Im Laufschritt hastete er die drei Etagen zu seinem Büro hoch und riss die Tür auf. „Wow! Was für ein Anblick!“, rief er aus.
„In der Tat“, stellte Sabine fest, „du solltest deinen Schreibtisch mal wieder von den Aktenbergen befreien.“
„Unsinn, ich meine dich!“ Sabines Kleid war verdammt rot und verflucht kurz, aber der Ausschnitt hoch geschlossen. Also nicht nuttig, sondern elegant sexy.

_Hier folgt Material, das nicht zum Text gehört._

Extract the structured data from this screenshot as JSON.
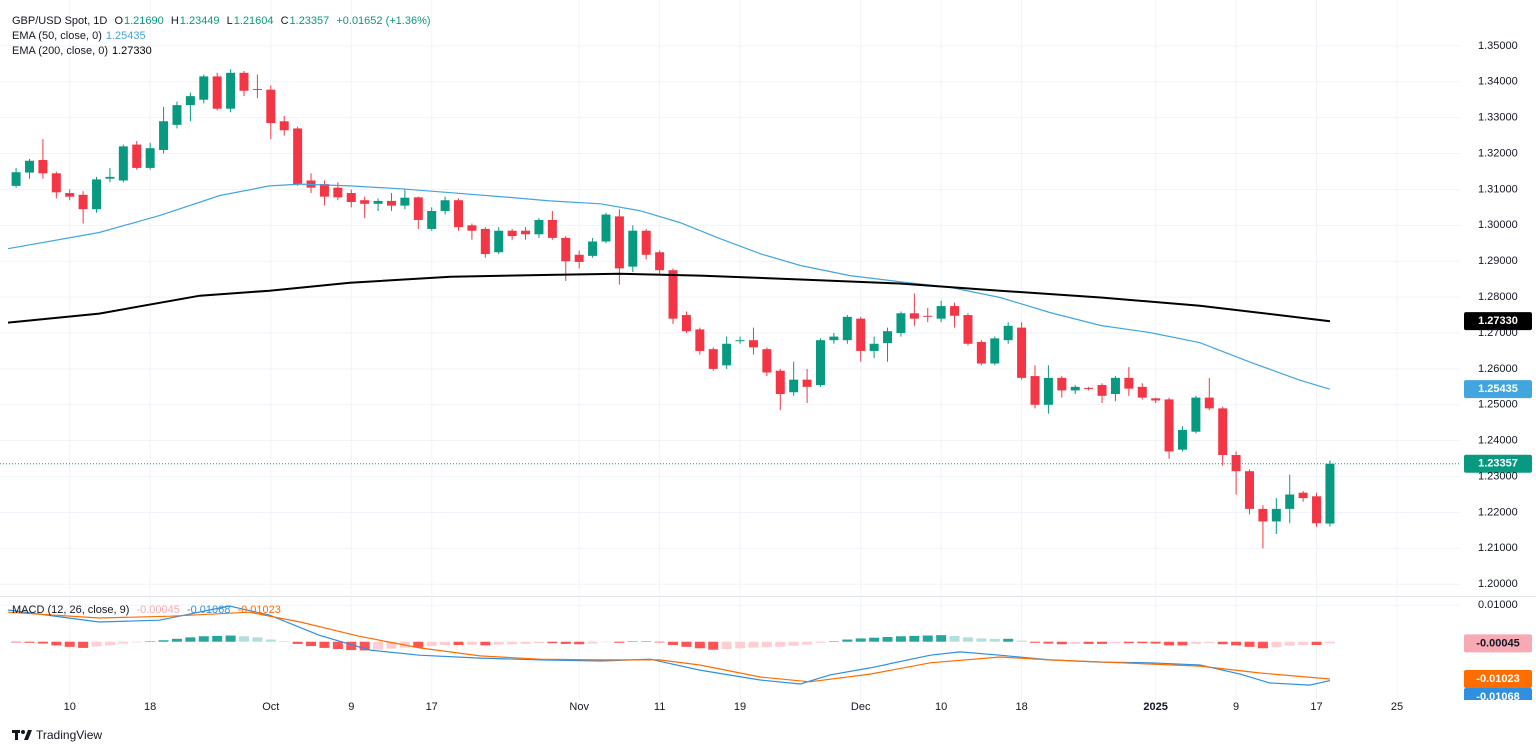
{
  "chart_data": [
    {
      "type": "candlestick",
      "title": "GBP/USD Spot, 1D",
      "ohlc_labels": [
        "O",
        "H",
        "L",
        "C"
      ],
      "ohlc_values": [
        "1.21690",
        "1.23449",
        "1.21604",
        "1.23357"
      ],
      "change": "+0.01652 (+1.36%)",
      "close_label": "1.23357",
      "up_color": "#089981",
      "down_color": "#f23645",
      "open": [
        1.311,
        1.3147,
        1.3182,
        1.3145,
        1.309,
        1.3085,
        1.3045,
        1.313,
        1.3125,
        1.3225,
        1.316,
        1.321,
        1.328,
        1.3335,
        1.335,
        1.3415,
        1.3325,
        1.3425,
        1.338,
        1.3378,
        1.329,
        1.327,
        1.3125,
        1.3115,
        1.3105,
        1.309,
        1.307,
        1.306,
        1.3068,
        1.3055,
        1.3078,
        1.299,
        1.304,
        1.307,
        1.3,
        1.299,
        1.2925,
        1.2985,
        1.2985,
        1.2975,
        1.3015,
        1.2965,
        1.2918,
        1.2915,
        1.2955,
        1.3025,
        1.2885,
        1.2985,
        1.2925,
        1.2875,
        1.275,
        1.271,
        1.2655,
        1.261,
        1.2678,
        1.268,
        1.2655,
        1.2595,
        1.2535,
        1.257,
        1.2555,
        1.268,
        1.268,
        1.274,
        1.265,
        1.2672,
        1.27,
        1.2755,
        1.2748,
        1.274,
        1.2775,
        1.275,
        1.2675,
        1.2615,
        1.268,
        1.2715,
        1.258,
        1.25,
        1.2575,
        1.254,
        1.2547,
        1.2555,
        1.253,
        1.2575,
        1.255,
        1.2518,
        1.2515,
        1.2375,
        1.2425,
        1.252,
        1.249,
        1.236,
        1.2315,
        1.221,
        1.2175,
        1.221,
        1.2255,
        1.2245,
        1.2169
      ],
      "high": [
        1.316,
        1.3185,
        1.324,
        1.315,
        1.31,
        1.3095,
        1.3135,
        1.316,
        1.3225,
        1.3235,
        1.323,
        1.333,
        1.3345,
        1.337,
        1.342,
        1.3425,
        1.3435,
        1.343,
        1.342,
        1.339,
        1.3305,
        1.3275,
        1.3145,
        1.3125,
        1.312,
        1.31,
        1.308,
        1.3075,
        1.309,
        1.31,
        1.308,
        1.305,
        1.308,
        1.3075,
        1.3005,
        1.2995,
        1.2995,
        1.299,
        1.2995,
        1.302,
        1.304,
        1.297,
        1.293,
        1.2965,
        1.3035,
        1.3045,
        1.3,
        1.299,
        1.293,
        1.288,
        1.276,
        1.2715,
        1.266,
        1.269,
        1.269,
        1.2715,
        1.266,
        1.26,
        1.262,
        1.26,
        1.2685,
        1.27,
        1.275,
        1.2745,
        1.269,
        1.2715,
        1.276,
        1.281,
        1.277,
        1.279,
        1.2785,
        1.2755,
        1.268,
        1.269,
        1.273,
        1.273,
        1.261,
        1.261,
        1.258,
        1.2555,
        1.255,
        1.256,
        1.258,
        1.2605,
        1.256,
        1.252,
        1.252,
        1.244,
        1.2525,
        1.2575,
        1.2495,
        1.237,
        1.232,
        1.222,
        1.224,
        1.2305,
        1.226,
        1.2255,
        1.23449
      ],
      "low": [
        1.3105,
        1.313,
        1.313,
        1.3075,
        1.307,
        1.3005,
        1.3035,
        1.312,
        1.312,
        1.3155,
        1.3155,
        1.32,
        1.327,
        1.329,
        1.334,
        1.332,
        1.3315,
        1.336,
        1.3355,
        1.324,
        1.325,
        1.311,
        1.309,
        1.3055,
        1.307,
        1.305,
        1.302,
        1.304,
        1.304,
        1.3045,
        1.299,
        1.2985,
        1.303,
        1.2985,
        1.296,
        1.291,
        1.292,
        1.296,
        1.296,
        1.2965,
        1.296,
        1.2845,
        1.288,
        1.291,
        1.295,
        1.2835,
        1.287,
        1.2905,
        1.286,
        1.2725,
        1.27,
        1.264,
        1.2595,
        1.26,
        1.267,
        1.264,
        1.258,
        1.2485,
        1.2525,
        1.2505,
        1.255,
        1.267,
        1.267,
        1.262,
        1.263,
        1.262,
        1.269,
        1.272,
        1.273,
        1.273,
        1.2715,
        1.2665,
        1.261,
        1.261,
        1.267,
        1.257,
        1.249,
        1.2475,
        1.252,
        1.253,
        1.254,
        1.2505,
        1.251,
        1.2525,
        1.2515,
        1.2505,
        1.235,
        1.237,
        1.242,
        1.2485,
        1.233,
        1.225,
        1.2195,
        1.21,
        1.214,
        1.217,
        1.223,
        1.216,
        1.21604
      ],
      "close": [
        1.3148,
        1.318,
        1.3145,
        1.3092,
        1.308,
        1.3045,
        1.3128,
        1.3135,
        1.322,
        1.316,
        1.3215,
        1.329,
        1.3335,
        1.336,
        1.3415,
        1.3325,
        1.3425,
        1.3375,
        1.3378,
        1.3285,
        1.3265,
        1.3115,
        1.3105,
        1.308,
        1.3078,
        1.3065,
        1.306,
        1.3068,
        1.3055,
        1.3077,
        1.3015,
        1.304,
        1.307,
        1.2995,
        1.2985,
        1.292,
        1.2985,
        1.297,
        1.2975,
        1.3015,
        1.2965,
        1.29,
        1.2898,
        1.2955,
        1.303,
        1.288,
        1.2985,
        1.2918,
        1.2875,
        1.274,
        1.2705,
        1.265,
        1.26,
        1.267,
        1.268,
        1.266,
        1.259,
        1.253,
        1.257,
        1.255,
        1.268,
        1.269,
        1.2745,
        1.265,
        1.267,
        1.2705,
        1.2755,
        1.274,
        1.2746,
        1.2775,
        1.2748,
        1.267,
        1.2615,
        1.2685,
        1.272,
        1.2575,
        1.25,
        1.2575,
        1.254,
        1.255,
        1.2545,
        1.2525,
        1.2575,
        1.2545,
        1.252,
        1.2512,
        1.237,
        1.243,
        1.252,
        1.249,
        1.236,
        1.2315,
        1.221,
        1.2175,
        1.221,
        1.225,
        1.224,
        1.217,
        1.23357
      ],
      "series": [
        {
          "name": "EMA (50, close, 0)",
          "color": "#42a5e0",
          "value_label": "1.25435",
          "label_text_color": "#ffffff",
          "x": [
            -0.6,
            6.2,
            10.7,
            15.2,
            18.9,
            21.2,
            24.9,
            28.6,
            32.4,
            36.1,
            39.8,
            43.6,
            46.5,
            49.5,
            52.5,
            55.5,
            58.5,
            62.2,
            65.9,
            69.7,
            73.4,
            77.1,
            80.9,
            84.6,
            88.3,
            92.1,
            95.8,
            98
          ],
          "values": [
            1.2935,
            1.298,
            1.3027,
            1.3083,
            1.311,
            1.3115,
            1.311,
            1.3102,
            1.3091,
            1.308,
            1.3068,
            1.306,
            1.3041,
            1.3008,
            1.2963,
            1.2921,
            1.2888,
            1.286,
            1.2843,
            1.2827,
            1.2799,
            1.2757,
            1.2721,
            1.2701,
            1.2673,
            1.2618,
            1.2568,
            1.25435
          ]
        },
        {
          "name": "EMA (200, close, 0)",
          "color": "#000000",
          "value_label": "1.27330",
          "label_text_color": "#ffffff",
          "x": [
            -0.6,
            6.2,
            13.7,
            18.9,
            24.9,
            32.4,
            39.8,
            45.0,
            51.0,
            58.5,
            65.9,
            73.4,
            80.9,
            88.3,
            98
          ],
          "values": [
            1.2729,
            1.2754,
            1.2804,
            1.2818,
            1.284,
            1.2857,
            1.2862,
            1.2865,
            1.286,
            1.2849,
            1.2838,
            1.2818,
            1.2799,
            1.2776,
            1.2733
          ]
        }
      ],
      "xlim": [
        -1.2,
        107.7
      ],
      "ylim": [
        1.197,
        1.36
      ],
      "yticks": [
        {
          "value": 1.2,
          "label": "1.20000"
        },
        {
          "value": 1.21,
          "label": "1.21000"
        },
        {
          "value": 1.22,
          "label": "1.22000"
        },
        {
          "value": 1.23,
          "label": "1.23000"
        },
        {
          "value": 1.24,
          "label": "1.24000"
        },
        {
          "value": 1.25,
          "label": "1.25000"
        },
        {
          "value": 1.26,
          "label": "1.26000"
        },
        {
          "value": 1.27,
          "label": "1.27000"
        },
        {
          "value": 1.28,
          "label": "1.28000"
        },
        {
          "value": 1.29,
          "label": "1.29000"
        },
        {
          "value": 1.3,
          "label": "1.30000"
        },
        {
          "value": 1.31,
          "label": "1.31000"
        },
        {
          "value": 1.32,
          "label": "1.32000"
        },
        {
          "value": 1.33,
          "label": "1.33000"
        },
        {
          "value": 1.34,
          "label": "1.34000"
        },
        {
          "value": 1.35,
          "label": "1.35000"
        }
      ],
      "xticks": [
        {
          "value": 4,
          "label": "10"
        },
        {
          "value": 10,
          "label": "18"
        },
        {
          "value": 19,
          "label": "Oct"
        },
        {
          "value": 25,
          "label": "9"
        },
        {
          "value": 31,
          "label": "17"
        },
        {
          "value": 42,
          "label": "Nov"
        },
        {
          "value": 48,
          "label": "11"
        },
        {
          "value": 54,
          "label": "19"
        },
        {
          "value": 63,
          "label": "Dec"
        },
        {
          "value": 69,
          "label": "10"
        },
        {
          "value": 75,
          "label": "18"
        },
        {
          "value": 85,
          "label": "2025"
        },
        {
          "value": 91,
          "label": "9"
        },
        {
          "value": 97,
          "label": "17"
        },
        {
          "value": 103,
          "label": "25"
        }
      ],
      "grid": true
    },
    {
      "type": "macd",
      "title": "MACD (12, 26, close, 9)",
      "histogram": {
        "values": [
          -0.0002,
          -0.0003,
          -0.0005,
          -0.001,
          -0.0014,
          -0.0017,
          -0.0013,
          -0.001,
          -0.0005,
          -0.0002,
          0.0001,
          0.0004,
          0.0008,
          0.0012,
          0.0015,
          0.0016,
          0.0017,
          0.0015,
          0.0012,
          0.0006,
          0.0001,
          -0.0006,
          -0.0012,
          -0.0017,
          -0.002,
          -0.0023,
          -0.0024,
          -0.0022,
          -0.0019,
          -0.0016,
          -0.0016,
          -0.0012,
          -0.0009,
          -0.0009,
          -0.0008,
          -0.001,
          -0.0008,
          -0.0007,
          -0.0006,
          -0.0004,
          -0.0004,
          -0.0006,
          -0.0007,
          -0.0005,
          -0.0001,
          -0.0003,
          0.0001,
          0.0001,
          -0.0002,
          -0.0009,
          -0.0014,
          -0.0018,
          -0.0022,
          -0.002,
          -0.0018,
          -0.0016,
          -0.0015,
          -0.0014,
          -0.0011,
          -0.0008,
          -0.0003,
          0.0001,
          0.0006,
          0.0009,
          0.0011,
          0.0013,
          0.0015,
          0.0016,
          0.0017,
          0.0018,
          0.0016,
          0.0012,
          0.0009,
          0.0008,
          0.0008,
          0.0003,
          -0.0003,
          -0.0005,
          -0.0007,
          -0.0006,
          -0.0006,
          -0.0006,
          -0.0004,
          -0.0004,
          -0.0004,
          -0.0005,
          -0.001,
          -0.001,
          -0.0006,
          -0.0004,
          -0.0007,
          -0.001,
          -0.0014,
          -0.0018,
          -0.0015,
          -0.0011,
          -0.0009,
          -0.0009,
          -0.00045
        ],
        "value_label": "-0.00045",
        "label_color": "#f7a9b4",
        "label_text_color": "#131722",
        "colors": {
          "rising_above": "#26a69a",
          "falling_above": "#b2dfdb",
          "falling_below": "#ff5252",
          "rising_below": "#ffcdd2"
        }
      },
      "series": [
        {
          "color": "#2f8fe0",
          "value_label": "-0.01068",
          "label_text_color": "#ffffff",
          "x": [
            -0.6,
            6.2,
            10.7,
            15.9,
            18.9,
            22.6,
            26.4,
            30.1,
            34.6,
            39.1,
            43.6,
            47.3,
            51.0,
            55.5,
            58.5,
            60.7,
            63.7,
            68.2,
            70.4,
            73.4,
            77.1,
            80.9,
            84.6,
            88.3,
            91.3,
            93.5,
            96.5,
            98
          ],
          "values": [
            0.0087,
            0.0054,
            0.0059,
            0.0098,
            0.0073,
            0.0018,
            -0.0023,
            -0.0037,
            -0.0045,
            -0.005,
            -0.0053,
            -0.0048,
            -0.0078,
            -0.0105,
            -0.0116,
            -0.0091,
            -0.0072,
            -0.0037,
            -0.0028,
            -0.0037,
            -0.005,
            -0.0056,
            -0.0058,
            -0.0064,
            -0.0089,
            -0.0113,
            -0.0119,
            -0.01068
          ]
        },
        {
          "color": "#ff6d00",
          "value_label": "-0.01023",
          "label_text_color": "#ffffff",
          "x": [
            -0.6,
            6.2,
            11.5,
            17.4,
            21.2,
            25.6,
            30.1,
            34.6,
            39.1,
            43.6,
            48.0,
            51.0,
            55.5,
            59.2,
            63.7,
            68.2,
            73.4,
            77.1,
            82.4,
            88.3,
            92.8,
            98
          ],
          "values": [
            0.0081,
            0.0065,
            0.007,
            0.0081,
            0.0054,
            0.0015,
            -0.0017,
            -0.0039,
            -0.0048,
            -0.005,
            -0.005,
            -0.0064,
            -0.0097,
            -0.011,
            -0.0089,
            -0.0058,
            -0.0042,
            -0.005,
            -0.0058,
            -0.0067,
            -0.0086,
            -0.01023
          ]
        }
      ],
      "ylim": [
        -0.016,
        0.012
      ],
      "yticks": [
        {
          "value": 0.01,
          "label": "0.01000"
        }
      ],
      "grid": true
    }
  ],
  "footer": "TradingView"
}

Demnach hatte sie ein gutes Gefühl für Stil.
„Ach so, danke!“ Sie zerrte etwas verlegen am Saum herum. „Aber ist das nicht zu kurz?“
„Fragst du mich das im Ernst?“
Nachdem ihr glockenhelles Lachen verklungen war, reichte er ihr seine Notizen. „Ich habe bei diesem Fall ein unbehagliches Gefühl.“
„Ist es denn ein Fall?“
„Ich weiß nicht. Tipp doch den Kram bitte ab, während ich mich in der Umkleide ausgehwürdig mache. Vielleicht fällt dir was auf.“
Als Rudi wieder sein Büro betrat, rief Sabine: „Wow! Was für ein Anblick!“
„Ja, verdammt, ich habe dem Hausmeister schon vor Wochen gesagt, er solle die Tür neu streichen!“
„Quatsch, ich meine dich!“
„Ach du liebes Bisschen, aber danke.“
„Ein nagelneuer Armani, hmm?“
„Tja, also …“
„Wirklich schade, dass du den wieder ausziehen musst.“
„Du, das habe ich … also, wenn du denkst, dass, äh …“
„Nu verhaspele dich bloß nicht. Wir haben einen Mordfall aufzuklären. Also husch-husch zurück in die alten Klamotten, oder willst du die Festnahme im Armani vornehmen?“
„Du willst die Engelhard festsetzen?“
„Nicht sofort. Zunächst werden wir den Frosch hopsnehmen, sozusagen, und ihn zum Reden bringen. Er ist unser wichtigster Zeuge. Dann in die Stadtmitte fahren und den Froschkönig in die Mangel nehmen. Spätestens morgen Vormittag haben wir alle Beweise für den gemeinschaftlichen Mord an Jahn Engelhard beisammen. Und dann werden wir sie verhaften.“
„Alle drei? Und was für einen Froschkönig? Du sprichst in Rätseln!“
„Froschkönig ist der Spitzname von Harald Kielmann. Er betreibt Amphibienzucht und -handel. Sein Laden, übrigens der einzige dieser Art weit und breit, gehörte mal zu meinem Revier als Streifenpolizistin. Und der Typ, dieser Harald, vögelt alles, was einen Rock träg und kein Schotte ist. Man munkelt, er nehme die Frauen aus, um seinen Laden über Wasser zu halten. Aber nie große Summen. Eine Anzeige hat es nie gegeben. Ist die Engelhard vermögend?“
„Das Haus samt Grundstück und Einrichtung schätze ich auf zwei Millionen. Selbst wenn sie noch am Abzahlen ist, muss ordentlich Geld reinkommen.“
„Hmm, wer bekam den Kredit, die Frau oder das Opfer?“
„Gute Frage. Sie ist und er war selbständiger Makler. Finanziell kann das alles Mögliche bedeuten. Das müssten wir noch aufdröseln.“
„Das hat Zeit. Erst mal greifen wir uns den Frosch, und zwar eiligst, ehe der verschwindet“, sagte Sabine und zog das Protokoll aus dem Drucker. „Oh, entschuldige bitte, dass ich so vorpresche, du bist der Boss, also was …“
„Nein, nein, schon gut, zeig mir mal, was du drauf hast.“
„Ach, das sagst du doch nur, weil ich noch dieses Kleid anhabe.“
„Das kannst du mir nie im Leben nachweisen!“
„Okay, ich schlage vor, wir ziehen uns um und treffen uns am Wagen. Du sackst bitte noch den Staatsanwalt ein. Während der Fahrt erkläre ich euch alles Weitere“, sagte sie und eilte zur Tür hinaus.
Verflixt, dachte Rudi, grade frischgebackene Kriminalobermeisterin und schon schneller als ich. Bald wird man uns den lahmen Rudi und die rasende Sabine nennen.
Frage:
Wie will Kriminalobermeisterin Sabine den Mord beweisen?
Die fehlenden Gummihandschuhe sind ein erster Hinweis.
Weiterhin sollte man sich fragen, was Sabine glaubt von dem Frosch zu erfahren.